Onions or leeks are wonderful to have on hand to complement and provide lovely flavor to so many dishes.

homegrown onion grown in the garden

Best Storage Varieties of Onions/Leeks

There are way more varieties than listed here.

Yellow Of Parma
White Sweet Spanish

How to Store Onions/Leeks

Leeks do best stored around 32 degrees Fahrenheit and can store this way for several months. We keep our leeks in the fridge for long term storage. Onions need to be cured too before storing long term to harden their skins. Once cured, onions store best in a cool, dark place around 40-45°F. It’s important to store onions away from potatoes because the gases emitted will cause either to sprout and spoil much more quickly.

9. Beets

Similar to carrots, this hearty root vegetable also is great for storage. Around here, beets are synonymous with our chocolate beet muffins and are the first thing the kids ask for whenever they see beets hanging around. We also love roasting beets as a side or to add to a veggie hash.

homegrown beets from the garden

Best Storage Variety of Beets

Detroit Dark Red

How to Store Beets

After harvesting, the greens must be removed from beets for long term storage. Keep remaining beets unwashed, as the waxy layer on the skin helps them to store better. Store in plastic bags or produce bags in the fridge. Check on them regularly and remove any that have begun to get soft. We have successfully stored beets this way for at least 5-6 months.

10. Garlic

As opposed to all of the other crops here that are planted in the spring and harvested in the fall, garlic is different. Garlic is planted in the fall (usually we shoot for the second half of October) and harvested in the spring or early summer. While garlic doesn’t provide much in terms of energy from calories, it makes up for it in flavor and robust medicinal properties.

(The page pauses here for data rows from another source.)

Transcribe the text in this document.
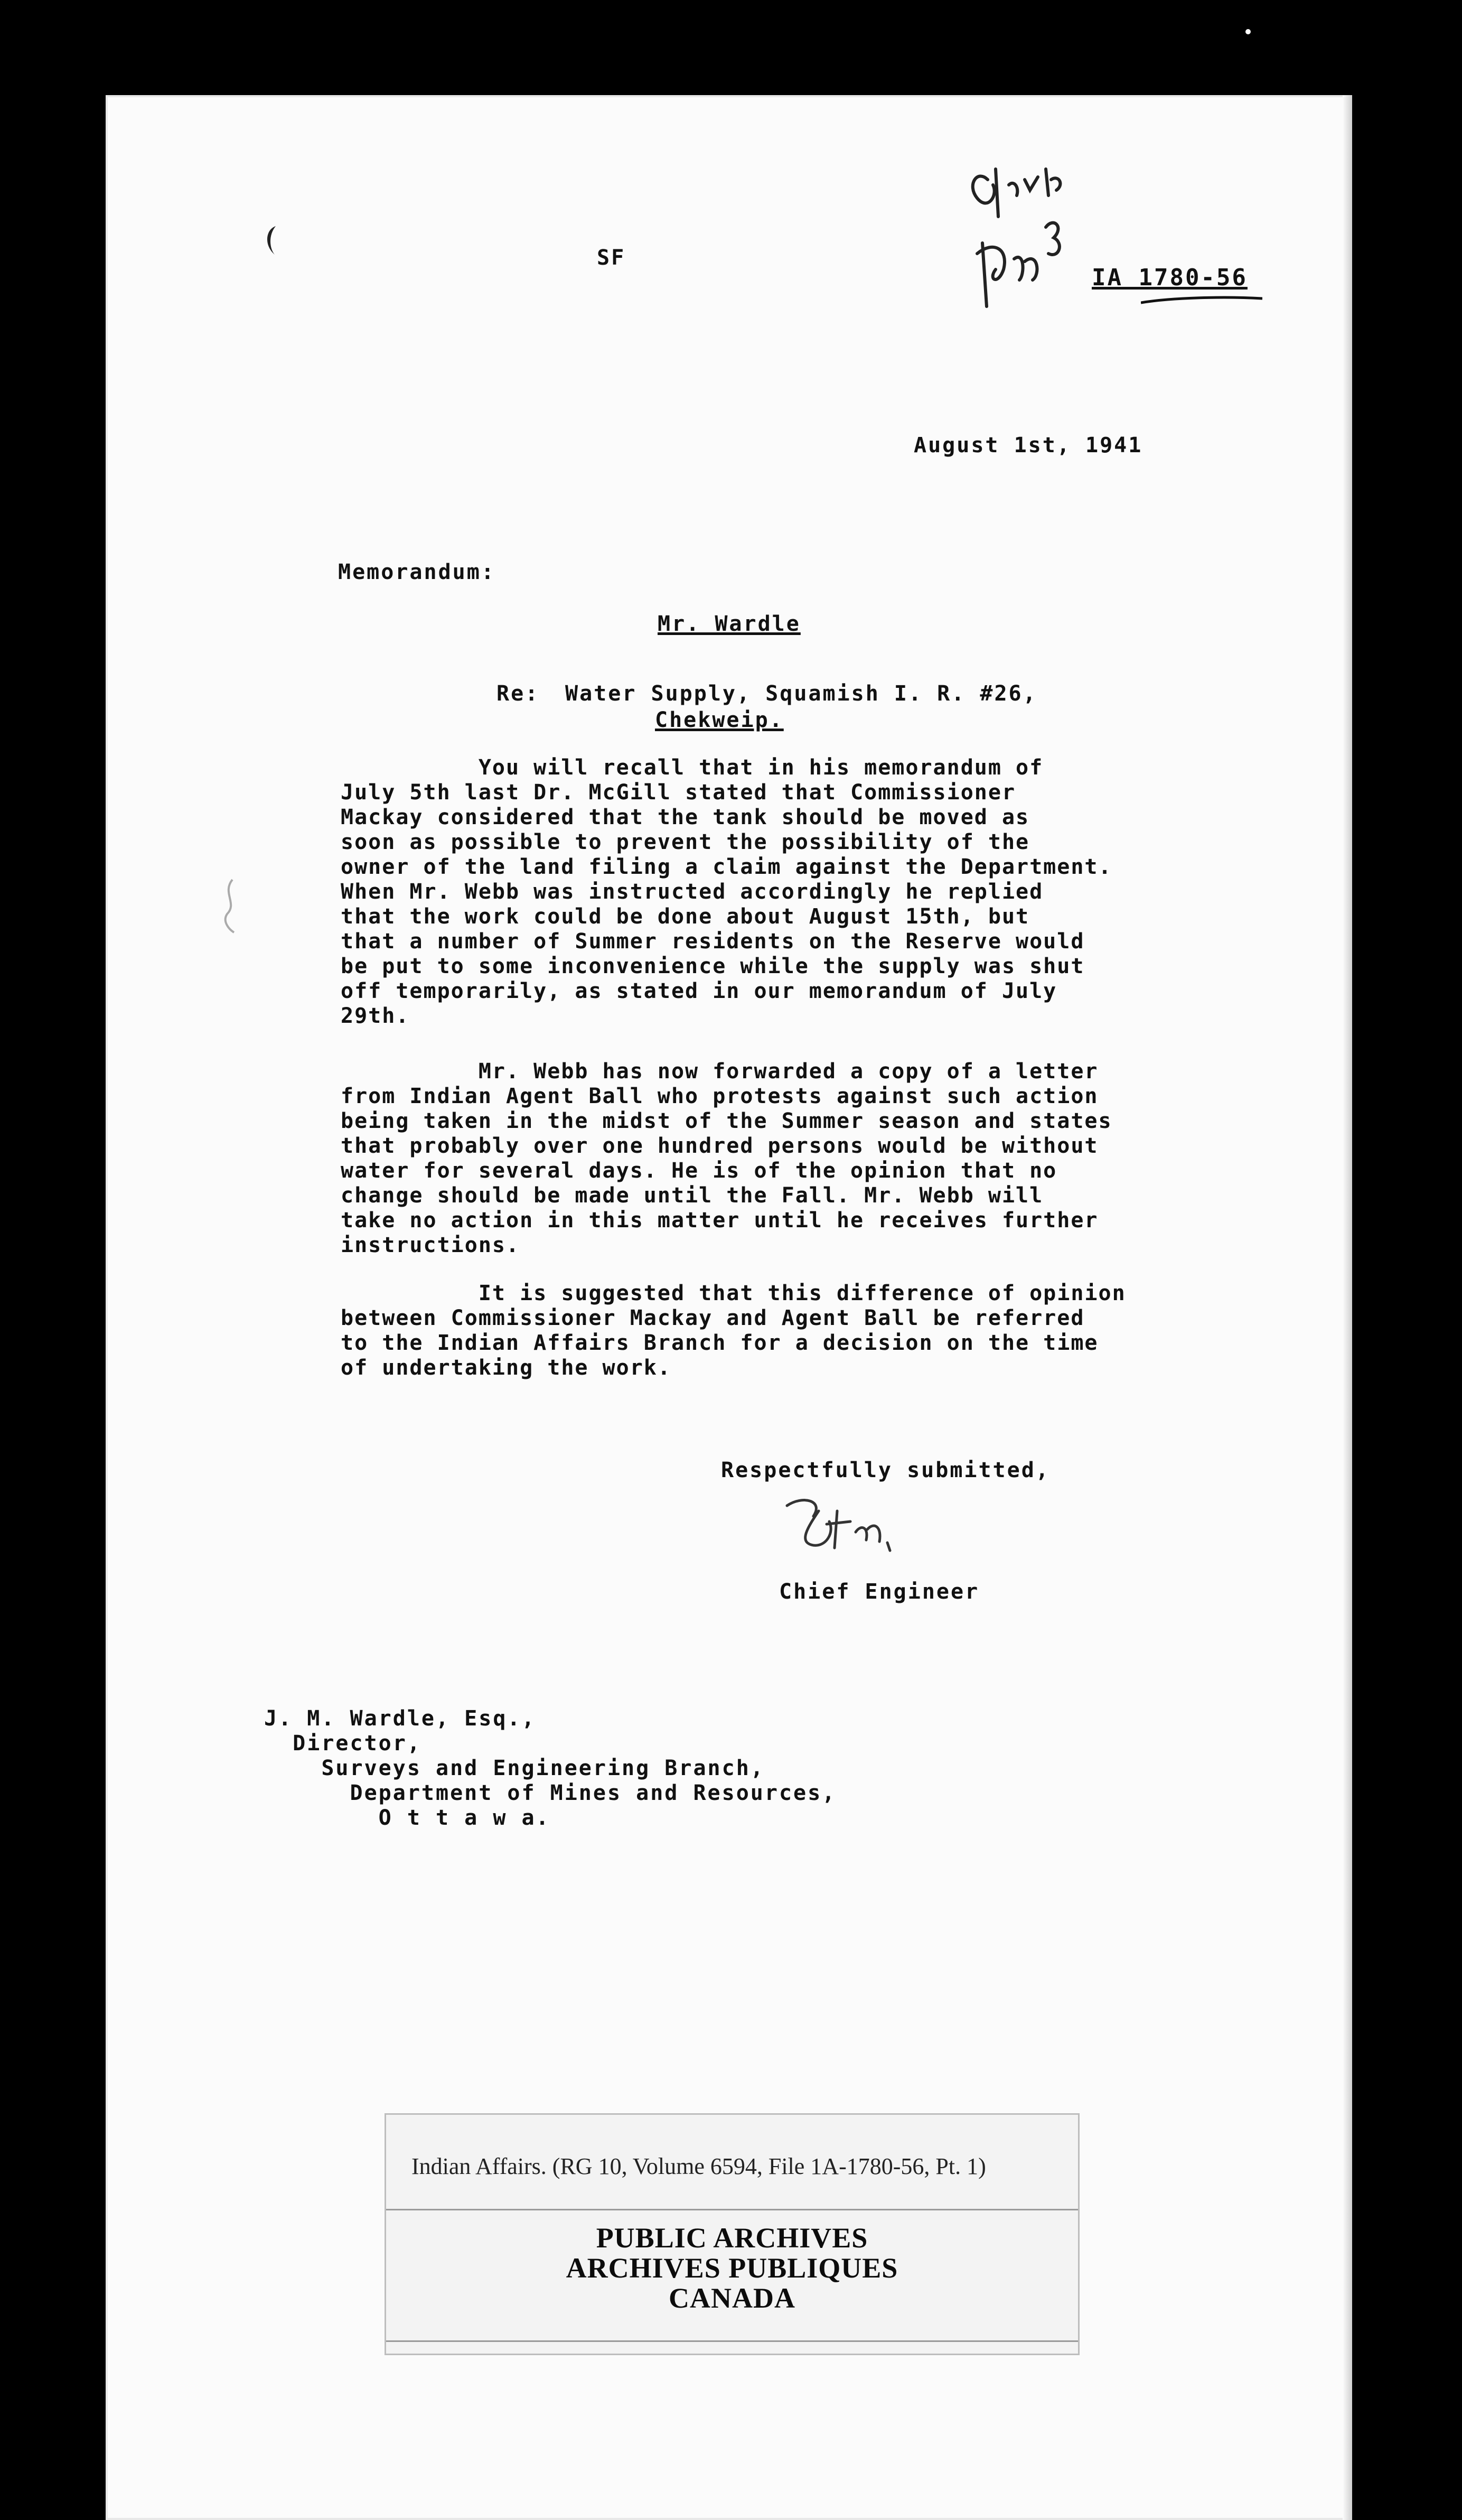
SF
IA 1780-56
August 1st, 1941
Memorandum:
Mr. Wardle
Re: Water Supply, Squamish I. R. #26,
Chekweip.
You will recall that in his memorandum of
July 5th last Dr. McGill stated that Commissioner
Mackay considered that the tank should be moved as
soon as possible to prevent the possibility of the
owner of the land filing a claim against the Department.
When Mr. Webb was instructed accordingly he replied
that the work could be done about August 15th, but
that a number of Summer residents on the Reserve would
be put to some inconvenience while the supply was shut
off temporarily, as stated in our memorandum of July
29th.
Mr. Webb has now forwarded a copy of a letter
from Indian Agent Ball who protests against such action
being taken in the midst of the Summer season and states
that probably over one hundred persons would be without
water for several days. He is of the opinion that no
change should be made until the Fall. Mr. Webb will
take no action in this matter until he receives further
instructions.
It is suggested that this difference of opinion
between Commissioner Mackay and Agent Ball be referred
to the Indian Affairs Branch for a decision on the time
of undertaking the work.
Respectfully submitted,
Chief Engineer
J. M. Wardle, Esq.,
Director,
Surveys and Engineering Branch,
Department of Mines and Resources,
O t t a w a.
Indian Affairs. (RG 10, Volume 6594, File 1A-1780-56, Pt. 1)
PUBLIC ARCHIVES
ARCHIVES PUBLIQUES
CANADA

homegrown garlic from the garden

Best Storage Varieties of Garlic


How to Store Garlic

Garlic is stored unpeeled at room temperature in a dark place. Stored this way they can keep for several months. Softneck garlic varieties tend to store better than hard neck varieties and can easily keep for up to a year. Hardneck varieties can still keep well for several months.

These are the main crops we plan our garden around with the addition of others that we preserve by canning, freezing or dehydrating. What has been your experience storing food through the winter?